What do you do when you find a gap in the way companies do business? Well if you're
Grant McCracken, an exceptionally bright guy and publisher of the blog
Cultureby, you do something about it. Much published Grant's written
Chief Culture Officer due in December at Amazon. In
Chief Culture Officer Grant argues for the position of CCO in the corporation and the role culture plays in how to create a living, breathing corporation shaping decisions that make companies more valuable. Or not. There are plenty of examples of how abscence of a chief culture officer, or the knowledge that outside, outsourced utility can bring, essentially signs death warrants for companies such as General Motors or Chrysler. I exclude Ford here for they did not need a bailout. Hence their collective culture officer must have made strikingly different decisions. That alone is enough to prove Grant's premise for billions of dollars are at stake to be won or lost by the US auto industry and the having, or not having, of a Chief Culture Officer. In my mind what is the greatest challenge for a newly installed Chief Culture Officer? Getting there and actually finding a mechanism in the company that will accept your input. How can you promote the concept of the Chief Culture Officer? Join Grant's
Chief Culture Officer Community.
What's my personal spin on getting culture into and out of a corporation? Getting people to use it. I'd sold the use of our
"Culturally Influential Consumer Groups®" for purposes in market research to corporations such as General Motors for years. My biggest supporters in GM's top tier strategic office promoting this work and their roles of Chief Culture Officers were on one assignment Paula Travenia who had communications research oversight of Buick and agency McCann-Erickson and Marina Shoemaker who had strategic communications oversight for all of GM's brands. They liked the work and hired me again and again...but alas, no one was going to save GM single handedly (and that caveate was provided time and again by Marina who kept building her arsenal of Cultural Influence Knowledge on her brands). Should their resume or CV cross your desk you will find yourself in contact with two of the sharpest Chief Culture Officers on the planet.

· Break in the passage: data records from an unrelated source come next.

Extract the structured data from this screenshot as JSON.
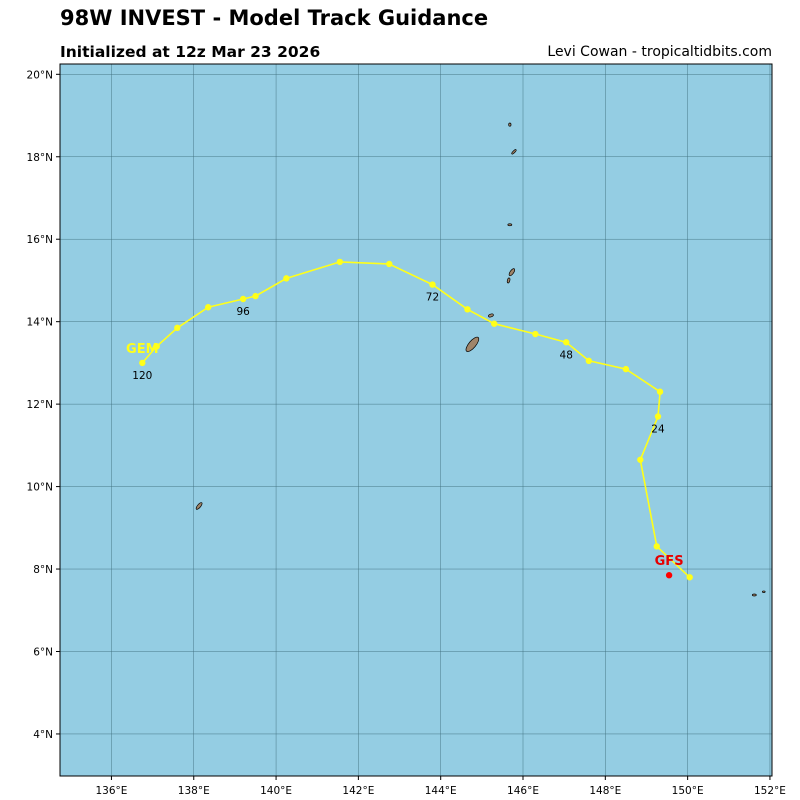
{
  "header": {
    "title": "98W INVEST - Model Track Guidance",
    "subtitle": "Initialized at 12z Mar 23 2026",
    "credit": "Levi Cowan - tropicaltidbits.com"
  },
  "colors": {
    "ocean": "#94cde3",
    "grid": "#3f6f7d",
    "land": "#a0856a",
    "gem_track": "#ffff1a",
    "gfs_point": "#ff0000",
    "gem_label": "#ffff1a",
    "gfs_label": "#e60000"
  },
  "chart_data": {
    "type": "map",
    "xlim": [
      134.75,
      152.05
    ],
    "ylim": [
      2.98,
      20.25
    ],
    "x_ticks": [
      136,
      138,
      140,
      142,
      144,
      146,
      148,
      150,
      152
    ],
    "x_tick_labels": [
      "136°E",
      "138°E",
      "140°E",
      "142°E",
      "144°E",
      "146°E",
      "148°E",
      "150°E",
      "152°E"
    ],
    "y_ticks": [
      4,
      6,
      8,
      10,
      12,
      14,
      16,
      18,
      20
    ],
    "y_tick_labels": [
      "4°N",
      "6°N",
      "8°N",
      "10°N",
      "12°N",
      "14°N",
      "16°N",
      "18°N",
      "20°N"
    ],
    "series": [
      {
        "name": "GEM",
        "track": [
          [
            150.05,
            7.8
          ],
          [
            149.25,
            8.55
          ],
          [
            148.85,
            10.65
          ],
          [
            149.28,
            11.7
          ],
          [
            149.33,
            12.3
          ],
          [
            148.5,
            12.85
          ],
          [
            147.6,
            13.05
          ],
          [
            147.05,
            13.5
          ],
          [
            146.3,
            13.7
          ],
          [
            145.3,
            13.95
          ],
          [
            144.65,
            14.3
          ],
          [
            143.8,
            14.9
          ],
          [
            142.75,
            15.4
          ],
          [
            141.55,
            15.45
          ],
          [
            140.25,
            15.05
          ],
          [
            139.5,
            14.62
          ],
          [
            139.2,
            14.55
          ],
          [
            138.35,
            14.35
          ],
          [
            137.6,
            13.85
          ],
          [
            137.1,
            13.4
          ],
          [
            136.75,
            13.0
          ]
        ],
        "hour_labels": [
          {
            "text": "24",
            "lon": 149.28,
            "lat": 11.7
          },
          {
            "text": "48",
            "lon": 147.05,
            "lat": 13.5
          },
          {
            "text": "72",
            "lon": 143.8,
            "lat": 14.9
          },
          {
            "text": "96",
            "lon": 139.2,
            "lat": 14.55
          },
          {
            "text": "120",
            "lon": 136.75,
            "lat": 13.0
          }
        ],
        "model_label": {
          "text": "GEM",
          "lon": 136.75,
          "lat": 13.0
        }
      },
      {
        "name": "GFS",
        "track": [
          [
            149.55,
            7.85
          ]
        ],
        "model_label": {
          "text": "GFS",
          "lon": 149.55,
          "lat": 7.85
        }
      }
    ],
    "islands": [
      {
        "name": "guam",
        "lon": 144.77,
        "lat": 13.45
      },
      {
        "name": "rota",
        "lon": 145.22,
        "lat": 14.15
      },
      {
        "name": "saipan",
        "lon": 145.73,
        "lat": 15.2
      },
      {
        "name": "anatahan",
        "lon": 145.65,
        "lat": 15.0
      },
      {
        "name": "sarigan",
        "lon": 145.68,
        "lat": 16.35
      },
      {
        "name": "pagan",
        "lon": 145.78,
        "lat": 18.12
      },
      {
        "name": "agrihan",
        "lon": 145.68,
        "lat": 18.78
      },
      {
        "name": "yap",
        "lon": 138.13,
        "lat": 9.53
      },
      {
        "name": "chuuk-a",
        "lon": 151.62,
        "lat": 7.37
      },
      {
        "name": "chuuk-b",
        "lon": 151.85,
        "lat": 7.45
      }
    ]
  }
}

Another early adapter of getting cultures into and out of a corporation was Procter & Gamble's Paper Division President, Dick Nicolosi who hired us to get a better "cultural" handle on the Pampers brand. Pampers thought the only reason people purchased disposable diapers were for reasons of ‘fit’ and ‘dryness.’ You had to ‘fit’ the baby better and keep the baby ‘drier.’ And as retailers began dropping Pampers from their shelves, P&G executives wondered what they could do to retain distribution and reverse the downward trend in the company's share of the disposable diaper market. Calle & Company’s proven
Social Engineering® process enabled consumers to turn Pampers into the ‘developmental’ diaper brand. Pampers, re-launch as Pampers ‘Phases’ Developmental Diapers convinced moms that being a toddler was just another ‘step’ or ‘stage’ in the ‘development’ of their infants and newborns. By Socially Re-Engineering Pampers as “the developmental brand” Pampers arrested toddlers migrating to rival Kimberly-Clark’s Pull-Ups, sustaining distribution and gaining $11.2 billion ($1.2 billion per year) in diaper sales over the next ten years.
Now THAT'S being a Chief Culture Officer. And why do I single out THIS example? Because I always thought that a corporation's MOST effective CCO SHOULD be the CEO. How many times had I called a company asking for the person most interested in better understanding their product's customers; or asking for the person in charge of innovation driving the growth of their business in the "packaged goods" industry only to be shunted to some guy named Phil in packaging design? "Oh, I see. Phil in packaging design is the person in charge of innovation driving the growth of your business." Give me a break.
The concept for Chief Culture Officer has GREAT merit. My hat is OFF to Grant McCracken for so well hitting the nail on the head. Now, how do we drive it into the corporation? And more importantly, how do they put it to use for the only thing that matters? How to create more successful established brands rather than milking them with line extensions; and how to create more successful new products. I know Social Media's now all the rage, but it's not the communication channel that reaches consumers with the most import. It's the message that connects with the culture. Thanks Grant. You are a good think! I only hope the the homogenaity of the mob, the commoditization of social communities or the wisdom of crowds don't drown us out. Every crowd, mob or social community is still composed of hundreds of interactive "
Socially Influential Consumer Groups®" (for a list of
500 SICGs® to consider for your business email me - use the link on the blog - if that fails, post a note here) who think their own thoughts regardless of overwhelming social pressure to conform. GM is good at ignoring cultures, making what they want then telling us it's what we need. That model no longer works. The working model is; find out what cultures want, and give it to them; and better, before they no they need it for if you only collect and gather data in real time, by the time you act you will only be reacting, a day late and pound short behind the consumer rather than the necessary procative step ahead.